Join in the 42nd Great American Smokeout
Dr. Joseph A. Ciotola, Health Officer of the Queen Anne’s County Department of Health, along with the Queen Anne’s County Department of Health Cigarette Restitution Fund Program, the Citizens Against Smoking Tobacco (C.A.S.T.) Coalition, and the Queen Anne’s County Wellness Coalition invites the public to join them in celebrating the 42nd annual Great American Smokeout.
The American Cancer Society has scheduled the 42nd Annual Great American Smokeout for Nov. 16, to encourage smokers to quit for a day in the hope they may quit for good. Patches, tips for quitting, and telephone counseling can help residents quit and increase their chances of staying quit, according to The Public Health Service guideline, “Treating Tobacco Use and Dependence: A Clinical Practice Guideline.”
The C.A.S.T. Coalition will sponsor a free “Trivia Night” with games, giveaways, face painting, food, and fun for the entire family at the Bay Country Moose Lodge in Queenstown on Thursday, Nov. 16, from 5:30 to 7:30 p.m. This event will be in partnership with the Queen Anne’s County Department of Health Cigarette Restitution Fund Program and the Queen Anne’s County Wellness Coalition.
The Great American Smokeout traditionally takes place on the third Thursday in November. Even though the Smokeout officially began in 1977, the event’s roots reach back to 1971, when Arthur P. Mullaney challenged the citizens of Randolf, Massachusetts, to give up cigarettes for the day and donate the saved money to a high school scholarship fund. Mullaney coined the term Smokeout.

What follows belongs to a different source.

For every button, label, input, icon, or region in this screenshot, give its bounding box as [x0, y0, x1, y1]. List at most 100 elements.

Later, L ynn R. Smith, editor of the Monticello Times in Minnesota, spearheaded that state’s first D-Day, or Don’t Smoke Day. D-Day spread like wildfire throughout Minnesota, and then blazed west to California where it became the Great American Smokeout. The idea caught on in state after state until in 1977, it went nationwide under the sponsorship of the American Cancer Society. If past Smokeouts are any indication, as many as one-third of the nation’s 46 million smokers could be taking the day of f from smoking.